Umar’s perfectly plucked eyebrows arched in anticipation.
“But I wasn’t havin’ it.” Did I just slur? Zyta set down her champagne. “So I stiffen my hand,” she demonstrated, aligning four fingers and thumb, “and whack him right above the ankle.” Umar grimaced. “He unwinds his legs and kicks me right in the stomach.”
“Ouch.”
“Yeah, so then I take my chopping hand and cleave him right in his jugular. He falls, and I climb the rest of the monkey bars to win the race.”
“So, you broke your pinky by karate chopping your brother’s neck?” Umar asked.

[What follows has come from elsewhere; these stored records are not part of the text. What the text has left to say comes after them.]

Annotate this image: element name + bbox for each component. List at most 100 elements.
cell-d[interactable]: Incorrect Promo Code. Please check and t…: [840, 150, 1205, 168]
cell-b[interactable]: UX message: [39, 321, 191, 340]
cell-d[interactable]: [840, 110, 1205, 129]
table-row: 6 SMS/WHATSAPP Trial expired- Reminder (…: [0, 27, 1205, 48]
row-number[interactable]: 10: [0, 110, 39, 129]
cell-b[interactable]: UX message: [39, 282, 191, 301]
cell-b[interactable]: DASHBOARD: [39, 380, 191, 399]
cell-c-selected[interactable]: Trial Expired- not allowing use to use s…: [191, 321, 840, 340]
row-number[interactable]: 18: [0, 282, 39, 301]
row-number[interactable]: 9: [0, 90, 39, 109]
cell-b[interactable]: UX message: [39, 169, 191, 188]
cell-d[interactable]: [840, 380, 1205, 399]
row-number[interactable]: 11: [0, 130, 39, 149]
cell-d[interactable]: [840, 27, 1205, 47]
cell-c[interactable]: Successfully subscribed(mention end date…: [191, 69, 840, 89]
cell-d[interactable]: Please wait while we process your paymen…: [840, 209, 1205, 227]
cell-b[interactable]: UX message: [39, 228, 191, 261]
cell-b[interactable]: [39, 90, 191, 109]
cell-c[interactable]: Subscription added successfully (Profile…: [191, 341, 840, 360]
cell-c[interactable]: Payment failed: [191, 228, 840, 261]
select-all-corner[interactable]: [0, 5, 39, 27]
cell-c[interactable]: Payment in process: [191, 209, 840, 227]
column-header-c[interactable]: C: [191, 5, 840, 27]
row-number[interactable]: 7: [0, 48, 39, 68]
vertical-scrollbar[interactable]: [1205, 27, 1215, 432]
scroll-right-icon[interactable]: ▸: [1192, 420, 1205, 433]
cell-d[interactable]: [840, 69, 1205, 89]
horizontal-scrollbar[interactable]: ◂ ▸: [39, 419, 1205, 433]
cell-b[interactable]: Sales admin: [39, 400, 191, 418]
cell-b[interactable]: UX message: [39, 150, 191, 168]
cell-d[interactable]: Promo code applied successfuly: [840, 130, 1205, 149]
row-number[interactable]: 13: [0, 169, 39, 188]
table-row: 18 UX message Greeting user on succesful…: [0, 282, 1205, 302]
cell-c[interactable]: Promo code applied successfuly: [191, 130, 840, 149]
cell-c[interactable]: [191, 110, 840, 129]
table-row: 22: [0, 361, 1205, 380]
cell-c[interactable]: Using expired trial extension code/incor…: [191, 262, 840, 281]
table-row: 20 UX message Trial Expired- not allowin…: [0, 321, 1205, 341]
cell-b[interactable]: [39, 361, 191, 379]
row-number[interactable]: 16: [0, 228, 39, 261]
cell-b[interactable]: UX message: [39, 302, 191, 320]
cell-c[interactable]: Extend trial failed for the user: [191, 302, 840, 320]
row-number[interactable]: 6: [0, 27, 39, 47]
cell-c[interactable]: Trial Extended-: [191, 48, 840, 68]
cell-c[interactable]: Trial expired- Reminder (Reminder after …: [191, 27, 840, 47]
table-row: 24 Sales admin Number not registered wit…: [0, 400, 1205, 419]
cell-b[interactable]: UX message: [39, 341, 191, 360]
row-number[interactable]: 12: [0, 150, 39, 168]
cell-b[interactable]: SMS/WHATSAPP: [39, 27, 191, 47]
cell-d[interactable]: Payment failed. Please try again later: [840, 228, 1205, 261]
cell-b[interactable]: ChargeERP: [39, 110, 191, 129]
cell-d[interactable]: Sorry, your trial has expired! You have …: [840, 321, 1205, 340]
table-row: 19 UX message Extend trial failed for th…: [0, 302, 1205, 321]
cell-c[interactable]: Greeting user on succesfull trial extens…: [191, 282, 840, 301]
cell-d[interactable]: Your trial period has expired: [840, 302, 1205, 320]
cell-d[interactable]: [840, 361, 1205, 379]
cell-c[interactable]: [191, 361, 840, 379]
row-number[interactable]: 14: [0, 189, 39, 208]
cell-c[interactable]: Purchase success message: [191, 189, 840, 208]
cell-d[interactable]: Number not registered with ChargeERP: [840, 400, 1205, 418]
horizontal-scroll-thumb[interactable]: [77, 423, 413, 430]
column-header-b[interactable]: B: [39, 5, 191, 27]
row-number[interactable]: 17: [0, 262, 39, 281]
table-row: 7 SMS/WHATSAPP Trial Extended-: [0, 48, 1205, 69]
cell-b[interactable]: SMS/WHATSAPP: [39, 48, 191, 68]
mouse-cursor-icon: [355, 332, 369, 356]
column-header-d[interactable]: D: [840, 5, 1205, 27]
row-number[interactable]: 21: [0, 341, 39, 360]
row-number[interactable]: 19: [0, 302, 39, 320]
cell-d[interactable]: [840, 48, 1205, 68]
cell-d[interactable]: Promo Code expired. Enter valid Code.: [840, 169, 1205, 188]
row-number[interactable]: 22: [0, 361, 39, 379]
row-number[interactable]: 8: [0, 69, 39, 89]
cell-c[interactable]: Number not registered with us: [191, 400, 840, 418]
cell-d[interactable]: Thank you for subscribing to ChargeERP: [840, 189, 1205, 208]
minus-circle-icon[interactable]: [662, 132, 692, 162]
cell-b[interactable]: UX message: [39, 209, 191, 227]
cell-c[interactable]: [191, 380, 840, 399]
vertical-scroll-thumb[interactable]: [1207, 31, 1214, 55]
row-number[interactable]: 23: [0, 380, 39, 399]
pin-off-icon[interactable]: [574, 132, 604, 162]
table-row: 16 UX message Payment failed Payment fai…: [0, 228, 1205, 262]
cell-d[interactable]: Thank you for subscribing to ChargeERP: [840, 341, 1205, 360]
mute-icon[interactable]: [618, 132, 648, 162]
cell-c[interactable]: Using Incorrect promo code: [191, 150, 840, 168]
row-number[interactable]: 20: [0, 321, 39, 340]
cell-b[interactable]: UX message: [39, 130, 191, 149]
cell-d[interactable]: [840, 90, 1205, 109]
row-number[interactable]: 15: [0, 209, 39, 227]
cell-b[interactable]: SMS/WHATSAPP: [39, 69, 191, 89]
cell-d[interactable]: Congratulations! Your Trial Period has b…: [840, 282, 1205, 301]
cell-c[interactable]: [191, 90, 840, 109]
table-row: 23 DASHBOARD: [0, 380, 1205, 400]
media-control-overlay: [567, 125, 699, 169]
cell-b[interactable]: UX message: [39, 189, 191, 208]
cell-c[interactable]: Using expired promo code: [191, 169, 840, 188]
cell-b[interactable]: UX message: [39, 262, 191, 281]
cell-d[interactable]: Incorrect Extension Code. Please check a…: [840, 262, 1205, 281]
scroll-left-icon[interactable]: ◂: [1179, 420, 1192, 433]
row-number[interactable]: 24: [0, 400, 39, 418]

“No,” Zyta said, seeing the doubt in his eyes. “It happened after I let go of the monkey bars. My brother kicked my legs out from underneath me and snap, pinky folded the wrong way under my weight.”
Umar bared his teeth in sympathetic pain. “Jim was not a nice big brother to you growing up.”
Zyta watched the bubbles in her champagne glass float to the top. Why had she painted her brother in such a negative light? It was Marek who took the blame for the actual accident. “I started running first. I instigated her to run after me. It was my fault.” He was restricted to bed quarters, no visitations, for a full week.
“Hey, I’m sorry for bringing it up,” Umar said. He pushed his chair in and offered Zyta his hand. “We can eat the rest of those strawberry roses if you like.”
She accepted his hand and fell into his warming embrace. “I had something else in mind for dessert,” she said, and kissed his lips.
They didn’t bother cleaning up the dishes. Nor did they close the balcony’s sliding door as they bumbled along in each other’s arms
to Umar’s king-size bed. Another cardinal rule disobeyed. Protocol stated that breaking just one would lead to permanent exile from C3U, and since she had already broken one, what was an additional two? In any case, if lying here in Umar’s arms, their bodies tangled in a scent of sweat and cologne, was any indication of what exile felt like, Zyta wasn’t sure she’d ever stop breaking the rules.
Zyta made it back to C3U an hour after sunrise. Nobody occupied the loading bay located at the rear of the electronics repair building. On either side of the bay were walls with stacked bins full of used or new computer parts, delivered each Monday by a member of Delta squad. Like the business, the room was a cover, and the people working rarely ventured into the bay. Not that that’s going to help me get away with last night.
Zyta parked the van on the loading pad and levelled her eye to the retina scanner. A few moments later the entire floor sunk slowly into the underground compound. She drove the van into the garage. An obvious gap in the lineup of medium-to-large sized vehicles called her name. Pablo came sauntering around the back of the van as she parked it.
“How’d she do?” he asked.
Zyta squinted her eyes. Are you talking about me?
“The van,” he clarified, reading her thoughts. “Any issues on the road?”
“Oh, no,” Zyta said, and climbed out. “She ran just fine, thanks.” She handed him the keys.
“And what about over night?”
Zyta’s heart skipped a beat. If Pablo knew, surely everybody else knew, too. Hell, she could be walking into an ambush. Or a hearing. I hereby find you guilty of being an idiot. Go to whence you came. No, you cannot keep the van. “So, they know?” she asked, turning around.
Pablo itched his chin. “I’m not sure if they know which park you stayed at…” his eyebrows knitted, his mind tug-o-warring over recalled and forgotten knowledge. “I’m not even sure if they know you took the van overnight, you know, to test its mobile-home capabilities. What was the name of the park you rented?”